I went into the business with the monstrous solemnity of youth, and took stock of my equipment as if I were casting up an account. Many a time in those days I studied my appearance in the glass like a foolish maid. I was not well featured, having a freckled, square face, a biggish head, a blunt nose, grey, colourless eyes, and a sandy thatch of hair, I had great square shoulders, but my arms were too short for my stature, and—from an accident in my nursing days—of indifferent strength. All this stood on the debit side of my account. On the credit side I set down that I had unshaken good health and an uncommon power of endurance, especially in the legs. There was no runner in the Upper Ward of Lanark who was my match, and I had travelled the hills so constantly in all weathers that I had acquired a gipsy lore in the matter of beasts and birds and wild things, I had long, clear, unerring eyesight, which had often stood me in good stead in the time of my father’s troubles. Of moral qualities, Heaven forgive me, I fear I thought less; but I believed, though I had been little proved, that I was as courageous as the common run of men.

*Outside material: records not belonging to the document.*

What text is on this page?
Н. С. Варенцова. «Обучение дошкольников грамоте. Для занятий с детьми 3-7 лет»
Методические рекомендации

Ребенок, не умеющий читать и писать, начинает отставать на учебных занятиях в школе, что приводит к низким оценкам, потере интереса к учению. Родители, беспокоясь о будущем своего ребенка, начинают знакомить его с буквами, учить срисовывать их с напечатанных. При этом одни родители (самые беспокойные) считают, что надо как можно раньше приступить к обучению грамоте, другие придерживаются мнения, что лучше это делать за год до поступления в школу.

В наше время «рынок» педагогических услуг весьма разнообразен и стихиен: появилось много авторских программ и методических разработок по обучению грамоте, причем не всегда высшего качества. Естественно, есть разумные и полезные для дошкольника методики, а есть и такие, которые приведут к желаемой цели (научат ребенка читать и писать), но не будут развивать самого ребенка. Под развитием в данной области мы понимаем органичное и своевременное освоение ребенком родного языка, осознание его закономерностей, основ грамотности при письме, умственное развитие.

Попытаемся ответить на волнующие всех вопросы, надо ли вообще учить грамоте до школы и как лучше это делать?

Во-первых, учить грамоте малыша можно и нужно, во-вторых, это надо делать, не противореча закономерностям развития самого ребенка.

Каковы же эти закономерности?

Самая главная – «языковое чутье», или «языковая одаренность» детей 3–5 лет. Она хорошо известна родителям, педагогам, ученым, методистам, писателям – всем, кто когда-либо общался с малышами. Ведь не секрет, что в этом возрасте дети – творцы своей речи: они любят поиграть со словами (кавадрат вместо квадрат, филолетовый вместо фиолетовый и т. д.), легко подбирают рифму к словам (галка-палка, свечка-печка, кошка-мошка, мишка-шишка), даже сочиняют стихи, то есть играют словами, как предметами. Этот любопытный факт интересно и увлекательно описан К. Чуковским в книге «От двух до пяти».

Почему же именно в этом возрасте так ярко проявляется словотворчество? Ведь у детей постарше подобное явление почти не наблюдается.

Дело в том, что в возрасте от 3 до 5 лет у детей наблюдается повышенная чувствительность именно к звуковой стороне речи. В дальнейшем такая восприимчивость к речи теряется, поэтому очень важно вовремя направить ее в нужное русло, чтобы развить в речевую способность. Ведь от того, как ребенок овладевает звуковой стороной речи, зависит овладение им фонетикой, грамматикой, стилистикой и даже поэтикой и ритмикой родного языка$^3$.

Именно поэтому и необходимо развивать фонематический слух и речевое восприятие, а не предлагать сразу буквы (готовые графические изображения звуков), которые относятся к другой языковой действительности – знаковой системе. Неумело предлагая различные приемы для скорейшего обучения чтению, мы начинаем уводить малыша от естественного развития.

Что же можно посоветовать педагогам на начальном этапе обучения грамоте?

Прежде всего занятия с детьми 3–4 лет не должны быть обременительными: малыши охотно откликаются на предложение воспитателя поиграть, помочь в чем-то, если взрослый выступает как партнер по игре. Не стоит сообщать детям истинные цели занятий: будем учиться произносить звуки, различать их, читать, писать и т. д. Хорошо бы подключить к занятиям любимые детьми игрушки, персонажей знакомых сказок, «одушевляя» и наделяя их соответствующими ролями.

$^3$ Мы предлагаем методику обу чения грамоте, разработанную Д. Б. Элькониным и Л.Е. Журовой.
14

All this looks babyish in the writing, but there was a method in this self-examination. I believed that I was fated to engage in strange ventures, and I wanted to equip myself for the future. The pressing business was that of self-defence, and I turned first to a gentleman’s proper weapon, the sword. Here, alas! I was doomed to a bitter disappointment. My father had given me a lesson now and then, but never enough to test me, and when I came into the hands of a Glasgow master my unfitness was soon manifest. Neither with broadsword nor small sword could I acquire any skill. My short arm lacked reach and vigour, and there seemed to be some stiffness in wrist and elbow and shoulder which compelled me to yield to smaller men. Here was a pretty business, for though gentleman born I was as loutish with a gentleman’s weapon as any country hind.
This discovery gave me some melancholy weeks, but I plucked up heart and set to reasoning. If my hand were to guard my head it must find some other way of it. My thoughts turned to powder and shot, to the musket and the pistol. Here was a weapon which needed only a stout nerve, a good eye, and a steady hand; one of these I possessed to the full, and the others were not beyond my attainment. There lived an armourer in the Gallowgate, one Weir, with whom I began to spend my leisure. There was an alley by the Molendinar Burn, close to the archery butts, where he would let me practise at a mark with guns from his store. Soon to my delight I found that here was a weapon with which I need fear few rivals. I had a natural genius for the thing, as some men have for sword-play, and Weir was a zealous teacher, for he loved his flint-locks.
“See, Andrew,” he would cry, “this is the true leveller of mankind. It will make the man his master’s equal, for though your gentleman may cock on a horse and wave his Andrew Ferrara, this will bring him off it. Brains, my lad, will tell in coming days, for it takes a head to shoot well, though any flesher may swing a sword.”